Heterotrimeric GAIT Complex Drives Transcript-Selective Translation Inhibition in Murine Macrophages
Author(s) -
Abul Arif,
Piyali Chatterjee,
Robyn A. Moodt,
Paul L. Fox
Publication year - 2012
Publication title -
molecular and cellular biology
Language(s) - English
Resource type - Journals
SCImago Journal Rank - 2.14
H-Index - 327
eISSN - 1067-8824
pISSN - 0270-7306
DOI - 10.1128/mcb.01168-12
Subject(s) - biology , heterotrimeric g protein , phosphorylation , kinase , microbiology and biotechnology , translation (biology) , untranslated region , biochemistry , signal transduction , messenger rna , g protein , gene
The gamma interferon (IFN-γ)-activated inhibitor of translation (GAIT) complex in human myeloid cells is heterotetrameric, consisting of glutamyl-prolyl-tRNA synthetase (EPRS), NS1-associated protein 1 (NSAP1), ribosomal protein L13a, and glyceraldehyde-3-phosphate dehydrogenase (GAPDH). The complex binds a structural GAIT element in the 3′ untranslated region ofVEGF-A and other inflammation-related transcripts and inhibits their translation. EPRS is dually phosphorylated by cyclin-dependent kinase 5 (Cdk5) at Ser886 and then by a Cdk5-dependent-AGC kinase at Ser999 ; L13a is phosphorylated at Ser77 by death-associated protein kinases DAPK and ZIPK. Because profound differences in inflammatory responses between mice and humans are known, we investigated the GAIT system in mouse macrophages.

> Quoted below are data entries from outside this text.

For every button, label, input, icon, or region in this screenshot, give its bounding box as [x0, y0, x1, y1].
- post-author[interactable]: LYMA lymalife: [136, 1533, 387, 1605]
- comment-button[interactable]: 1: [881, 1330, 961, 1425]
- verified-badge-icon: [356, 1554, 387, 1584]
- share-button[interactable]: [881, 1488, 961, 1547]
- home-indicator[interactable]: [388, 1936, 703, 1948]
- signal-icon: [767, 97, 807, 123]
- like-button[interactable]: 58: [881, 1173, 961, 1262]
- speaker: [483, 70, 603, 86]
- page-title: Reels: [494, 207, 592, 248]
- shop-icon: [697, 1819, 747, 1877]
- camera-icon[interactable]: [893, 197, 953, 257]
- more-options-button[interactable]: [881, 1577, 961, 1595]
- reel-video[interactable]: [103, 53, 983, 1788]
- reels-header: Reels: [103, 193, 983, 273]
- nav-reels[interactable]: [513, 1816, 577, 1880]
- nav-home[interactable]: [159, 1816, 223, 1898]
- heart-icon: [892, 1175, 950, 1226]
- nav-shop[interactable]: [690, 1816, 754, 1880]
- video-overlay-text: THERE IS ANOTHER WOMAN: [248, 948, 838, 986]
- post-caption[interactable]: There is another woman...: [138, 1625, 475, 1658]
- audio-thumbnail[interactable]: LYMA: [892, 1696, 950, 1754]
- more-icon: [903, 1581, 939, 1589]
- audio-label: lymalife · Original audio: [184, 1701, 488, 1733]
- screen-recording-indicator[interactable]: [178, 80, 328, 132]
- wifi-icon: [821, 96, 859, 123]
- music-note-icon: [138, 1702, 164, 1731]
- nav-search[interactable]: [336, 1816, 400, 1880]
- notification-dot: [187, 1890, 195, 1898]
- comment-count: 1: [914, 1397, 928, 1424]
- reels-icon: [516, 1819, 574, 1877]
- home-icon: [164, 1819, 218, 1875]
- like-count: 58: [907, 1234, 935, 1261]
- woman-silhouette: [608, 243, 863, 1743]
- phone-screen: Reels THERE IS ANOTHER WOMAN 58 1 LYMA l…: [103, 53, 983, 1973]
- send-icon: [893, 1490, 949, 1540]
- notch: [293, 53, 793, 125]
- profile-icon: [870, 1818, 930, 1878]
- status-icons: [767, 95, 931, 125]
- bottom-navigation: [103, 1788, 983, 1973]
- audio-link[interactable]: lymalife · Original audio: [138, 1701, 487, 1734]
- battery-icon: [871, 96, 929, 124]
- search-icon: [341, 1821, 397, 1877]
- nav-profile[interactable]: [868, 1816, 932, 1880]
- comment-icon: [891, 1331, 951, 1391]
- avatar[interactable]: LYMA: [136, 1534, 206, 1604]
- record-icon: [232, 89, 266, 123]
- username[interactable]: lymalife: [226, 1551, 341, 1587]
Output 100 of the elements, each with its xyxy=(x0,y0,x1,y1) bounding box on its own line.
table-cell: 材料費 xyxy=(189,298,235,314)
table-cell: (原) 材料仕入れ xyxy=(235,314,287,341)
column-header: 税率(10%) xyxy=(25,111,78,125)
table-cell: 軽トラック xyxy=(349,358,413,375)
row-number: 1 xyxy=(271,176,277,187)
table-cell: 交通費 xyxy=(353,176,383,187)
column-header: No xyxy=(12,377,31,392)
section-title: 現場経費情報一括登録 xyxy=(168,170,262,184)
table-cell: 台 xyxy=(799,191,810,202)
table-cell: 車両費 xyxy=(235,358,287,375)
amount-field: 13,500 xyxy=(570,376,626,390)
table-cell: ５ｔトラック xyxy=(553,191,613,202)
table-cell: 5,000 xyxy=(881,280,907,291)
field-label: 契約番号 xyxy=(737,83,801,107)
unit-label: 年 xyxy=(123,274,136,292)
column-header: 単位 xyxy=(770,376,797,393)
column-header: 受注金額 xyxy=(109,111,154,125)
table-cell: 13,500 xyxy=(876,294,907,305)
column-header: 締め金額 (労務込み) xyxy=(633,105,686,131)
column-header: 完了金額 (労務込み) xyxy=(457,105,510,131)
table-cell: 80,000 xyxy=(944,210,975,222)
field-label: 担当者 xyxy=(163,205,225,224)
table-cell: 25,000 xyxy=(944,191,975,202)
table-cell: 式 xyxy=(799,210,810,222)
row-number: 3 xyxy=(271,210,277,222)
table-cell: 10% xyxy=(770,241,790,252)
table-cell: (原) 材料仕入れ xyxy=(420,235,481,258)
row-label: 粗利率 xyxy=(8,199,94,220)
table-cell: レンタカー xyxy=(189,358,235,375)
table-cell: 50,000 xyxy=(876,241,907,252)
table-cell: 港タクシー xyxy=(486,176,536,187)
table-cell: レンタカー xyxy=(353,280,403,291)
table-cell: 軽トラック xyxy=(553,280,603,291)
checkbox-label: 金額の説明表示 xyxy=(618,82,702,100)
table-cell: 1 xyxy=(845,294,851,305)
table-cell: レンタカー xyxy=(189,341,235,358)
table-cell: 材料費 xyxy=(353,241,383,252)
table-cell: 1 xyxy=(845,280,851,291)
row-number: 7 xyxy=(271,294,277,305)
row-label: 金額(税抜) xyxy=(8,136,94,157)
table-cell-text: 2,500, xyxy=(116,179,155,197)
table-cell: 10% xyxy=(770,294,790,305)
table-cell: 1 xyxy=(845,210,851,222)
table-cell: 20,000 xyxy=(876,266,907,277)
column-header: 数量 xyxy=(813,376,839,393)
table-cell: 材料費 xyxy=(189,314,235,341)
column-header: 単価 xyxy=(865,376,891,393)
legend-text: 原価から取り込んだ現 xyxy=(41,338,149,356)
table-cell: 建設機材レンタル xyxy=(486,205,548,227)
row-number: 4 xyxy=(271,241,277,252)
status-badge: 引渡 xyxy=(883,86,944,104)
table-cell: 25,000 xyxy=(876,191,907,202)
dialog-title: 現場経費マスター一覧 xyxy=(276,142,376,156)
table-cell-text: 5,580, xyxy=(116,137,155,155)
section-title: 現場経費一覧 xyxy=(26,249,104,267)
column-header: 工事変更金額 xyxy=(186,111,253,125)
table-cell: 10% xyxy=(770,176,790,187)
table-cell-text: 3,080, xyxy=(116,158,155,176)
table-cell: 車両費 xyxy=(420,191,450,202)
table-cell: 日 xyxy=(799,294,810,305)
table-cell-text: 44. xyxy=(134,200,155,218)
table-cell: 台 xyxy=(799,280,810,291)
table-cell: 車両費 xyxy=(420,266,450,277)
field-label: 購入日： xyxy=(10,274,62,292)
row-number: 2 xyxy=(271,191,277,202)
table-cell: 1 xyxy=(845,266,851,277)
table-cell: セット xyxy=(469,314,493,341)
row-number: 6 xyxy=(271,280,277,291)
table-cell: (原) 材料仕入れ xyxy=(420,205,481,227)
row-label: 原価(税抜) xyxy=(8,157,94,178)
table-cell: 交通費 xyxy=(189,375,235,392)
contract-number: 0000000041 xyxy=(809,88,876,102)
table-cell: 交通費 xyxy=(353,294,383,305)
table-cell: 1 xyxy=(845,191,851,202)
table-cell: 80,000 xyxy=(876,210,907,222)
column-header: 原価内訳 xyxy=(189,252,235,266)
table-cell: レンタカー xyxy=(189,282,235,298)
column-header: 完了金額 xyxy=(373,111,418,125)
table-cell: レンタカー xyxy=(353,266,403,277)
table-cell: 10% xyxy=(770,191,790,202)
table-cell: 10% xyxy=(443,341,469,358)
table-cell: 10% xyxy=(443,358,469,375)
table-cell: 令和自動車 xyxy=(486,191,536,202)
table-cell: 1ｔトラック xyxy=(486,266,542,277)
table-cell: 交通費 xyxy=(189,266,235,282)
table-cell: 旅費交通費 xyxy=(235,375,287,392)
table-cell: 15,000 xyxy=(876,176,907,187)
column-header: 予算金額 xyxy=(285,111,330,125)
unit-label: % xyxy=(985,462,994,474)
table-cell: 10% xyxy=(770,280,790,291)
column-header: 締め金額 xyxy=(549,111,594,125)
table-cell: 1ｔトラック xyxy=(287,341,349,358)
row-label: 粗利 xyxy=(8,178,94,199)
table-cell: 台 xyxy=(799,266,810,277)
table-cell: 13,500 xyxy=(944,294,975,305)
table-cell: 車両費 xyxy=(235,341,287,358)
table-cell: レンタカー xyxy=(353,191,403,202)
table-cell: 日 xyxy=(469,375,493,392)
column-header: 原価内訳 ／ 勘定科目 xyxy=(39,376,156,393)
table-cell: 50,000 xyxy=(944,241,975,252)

The murine GAIT complex is heterotrimeric, lacking NSAP1. As in humans, IFN-γ activates the mouse macrophage GAIT system via induced phosphorylation of EPRS and L13a. Murine L13a is phosphorylated at Ser77 by the DAPK-ZIPK cascade, but EPRS is phosphorylated only at Ser999 . Loss of EPRS Ser886 phosphorylation prevents NSAP1 incorporation into the GAIT complex. However, the triad of Ser999 -phosphorylated EPRS, Ser77 -phosphorylated L13a, and GAPDH forms a functional GAIT complex that inhibits translation of GAIT target mRNAs. Thus, translational control by the heterotrimeric GAIT complex in mice exemplifies the distinctive species-specific responses of myeloid cells to inflammatory stimuli.